Она стояла, ежась под шубкой, на промозглом ноябрьском ветру перед белым, с расписанной красной краской башней, Казанским вокзалом, и, дымя сигаретой, смотрела на яркие окна привокзального ресторана. Если сейчас не обрыбится на улице – пойдет туда. Там тепло. Правда, сегодня дежурит Лешка. Он идиот. Ему надо обязательно отстегнуть не потом, а сразу. По крайней мере, она не застудит в черных ажурных колготках на морозе свои ноги, свои ножки, ноженьки, ножницами щелк-щелк, пахнет мясом, серый волк, пахнет алым мясом нагло разверстого, продажного бабьего чрева.

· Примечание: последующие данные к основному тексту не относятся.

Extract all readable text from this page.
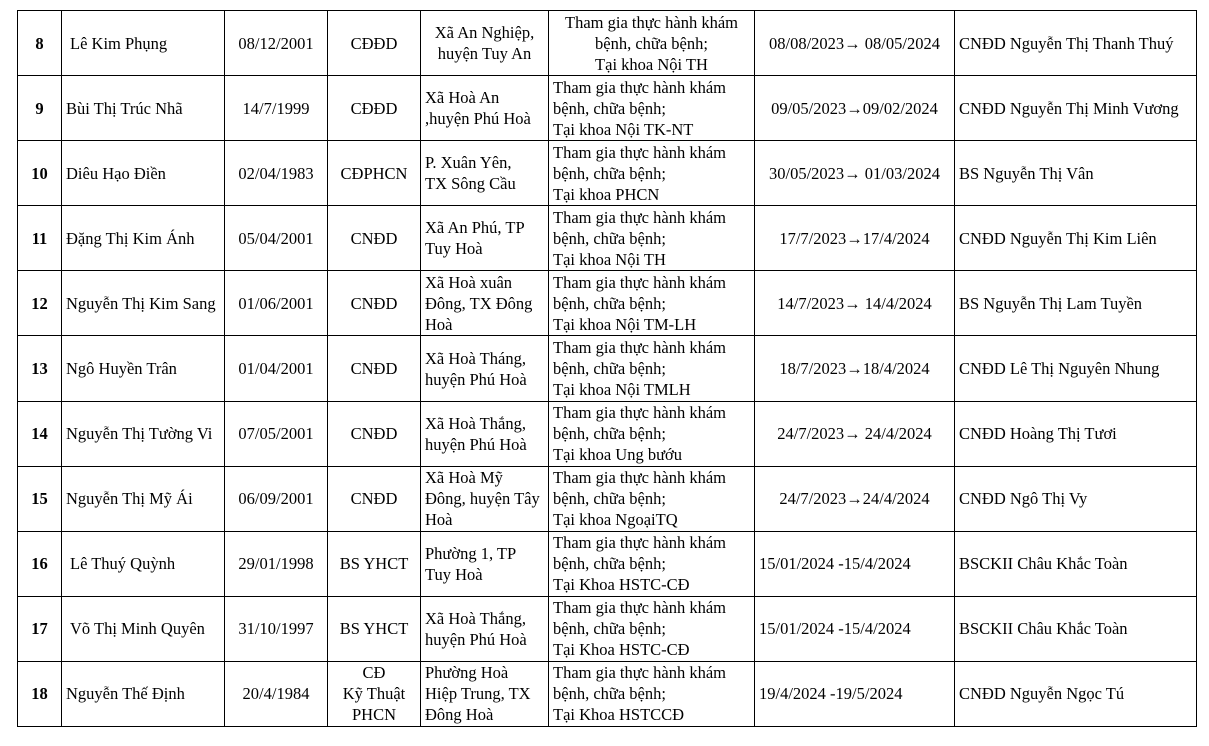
8	Lê Kim Phụng	08/12/2001	CĐĐD	Xã An Nghiệp,
huyện Tuy An	Tham gia thực hành khám
bệnh, chữa bệnh;
Tại khoa Nội TH	08/08/2023→ 08/05/2024	CNĐD Nguyễn Thị Thanh Thuý
9	Bùi Thị Trúc Nhã	14/7/1999	CĐĐD	Xã Hoà An
,huyện Phú Hoà	Tham gia thực hành khám
bệnh, chữa bệnh;
Tại khoa Nội TK-NT	09/05/2023→09/02/2024	CNĐD Nguyễn Thị Minh Vương
10	Diêu Hạo Điền	02/04/1983	CĐPHCN	P. Xuân Yên,
TX Sông Cầu	Tham gia thực hành khám
bệnh, chữa bệnh;
Tại khoa PHCN	30/05/2023→ 01/03/2024	BS Nguyễn Thị Vân
11	Đặng Thị Kim Ánh	05/04/2001	CNĐD	Xã An Phú, TP
Tuy Hoà	Tham gia thực hành khám
bệnh, chữa bệnh;
Tại khoa Nội TH	17/7/2023→17/4/2024	CNĐD Nguyễn Thị Kim Liên
12	Nguyễn Thị Kim Sang	01/06/2001	CNĐD	Xã Hoà xuân
Đông, TX Đông
Hoà	Tham gia thực hành khám
bệnh, chữa bệnh;
Tại khoa Nội TM-LH	14/7/2023→ 14/4/2024	BS Nguyễn Thị Lam Tuyền
13	Ngô Huyền Trân	01/04/2001	CNĐD	Xã Hoà Tháng,
huyện Phú Hoà	Tham gia thực hành khám
bệnh, chữa bệnh;
Tại khoa Nội TMLH	18/7/2023→18/4/2024	CNĐD Lê Thị Nguyên Nhung
14	Nguyễn Thị Tường Vi	07/05/2001	CNĐD	Xã Hoà Thắng,
huyện Phú Hoà	Tham gia thực hành khám
bệnh, chữa bệnh;
Tại khoa Ung bướu	24/7/2023→ 24/4/2024	CNĐD Hoàng Thị Tươi
15	Nguyễn Thị Mỹ Ái	06/09/2001	CNĐD	Xã Hoà Mỹ
Đông, huyện Tây
Hoà	Tham gia thực hành khám
bệnh, chữa bệnh;
Tại khoa NgoạiTQ	24/7/2023→24/4/2024	CNĐD Ngô Thị Vy
16	Lê Thuý Quỳnh	29/01/1998	BS YHCT	Phường 1, TP
Tuy Hoà	Tham gia thực hành khám
bệnh, chữa bệnh;
Tại Khoa HSTC-CĐ	15/01/2024 -15/4/2024	BSCKII Châu Khắc Toàn
17	Võ Thị Minh Quyên	31/10/1997	BS YHCT	Xã Hoà Thắng,
huyện Phú Hoà	Tham gia thực hành khám
bệnh, chữa bệnh;
Tại Khoa HSTC-CĐ	15/01/2024 -15/4/2024	BSCKII Châu Khắc Toàn
18	Nguyễn Thế Định	20/4/1984	CĐ
Kỹ Thuật
PHCN	Phường Hoà
Hiệp Trung, TX
Đông Hoà	Tham gia thực hành khám
bệnh, chữa bệnh;
Tại Khoa HSTCCĐ	19/4/2024 -19/5/2024	CNĐD Nguyễn Ngọc Tú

Она удачно просочилась мимо Лешки – он торчал при входе, но болтал с начальством, подобострастно изогнувшись, и она ловко кинула шубку на руку и живенько заскользила между столиков – подальше, подальше, вон туда, к стене. Там были свободные места за столиками. Алла Сычева. Так ее звали. Подружки частенько отчего-то называли ее – Джой. Костер ее начесанных волос горел зазывно, привлекая внимание издалека. На белой высокой шее, на бархотке, сияло дешевое посеребренное сердечко. Ногти были накрашены ярко-ало, как и губы. Иногда Лешка давал ей тут попеть, в ресторации. Она выходила, вертя задом, брала в руки микрофон. Оркестр уже хорошо знал ее репертуар. «Утомленное солнце нежно с морем… А я сяду в кабриолет и уеду куда-нибудь… Ах, шарабан мой, американка, а я девчонка да шарлатанка!..» Шарлатанка, издевательски таращился Лешка, да ты, оказывается, шарлатанка!.. вон отсюда… Она совала ему в потную, жирную руку двадцать баксов, заработанных за вокзальной стеной, в туалете, полчаса назад, и он отцеплялся, а Алла мысленно посылала его: пошел на хрен, халдей. Она уселась за столик, взяла для отвода глаз меню. Официанты знали ее, перемигивались: явилась охотница! Закажет что-нибудь сегодня? Не закажет? Кивком головы она подозвала халдея Витю, процедила: «Двести „саперави“… и чем закусить. Лучше сыр». Витя принес ей сыр, вино. Она, швырнув лисью шкуру на кресло рядом, тайком, из-под густо накрашенных ресниц, огляделась. Ресторан гудел. Время было позднее. Транзитникам некуда девать время и деньги. Богатым транзитникам, разумеется. Алла покосилась. За соседним столиком сидела интересная пара, ужинала; мужчина энергично работал челюстями, изредка кидая слова, как кости, женщина хохотала, поднимая кверху лицо, взбрасывая к щекам маленькие загорелые ручки. Женщина была изящна, как японская статуэточка, ее короткая стрижка напоминала женскую стрижку двадцатых годов прошлого века. Она вся была «ретро». Брюнетка, и круто завитые локоны будто прилипли к впалым щекам. Глаза блестят, подведенные черным карандашом. Ей не хватало шляпки с вуалькой – ей бы очень пошло. Время от времени женщина подносила к маленьким капризным губкам мундштук с горящей сигаретой, втягивала пахучий дым. Алла проследила за ее взглядом. Она не смотрела на собеседника, громко чавкающего над тарелкой солянки. Она смотрела в окно.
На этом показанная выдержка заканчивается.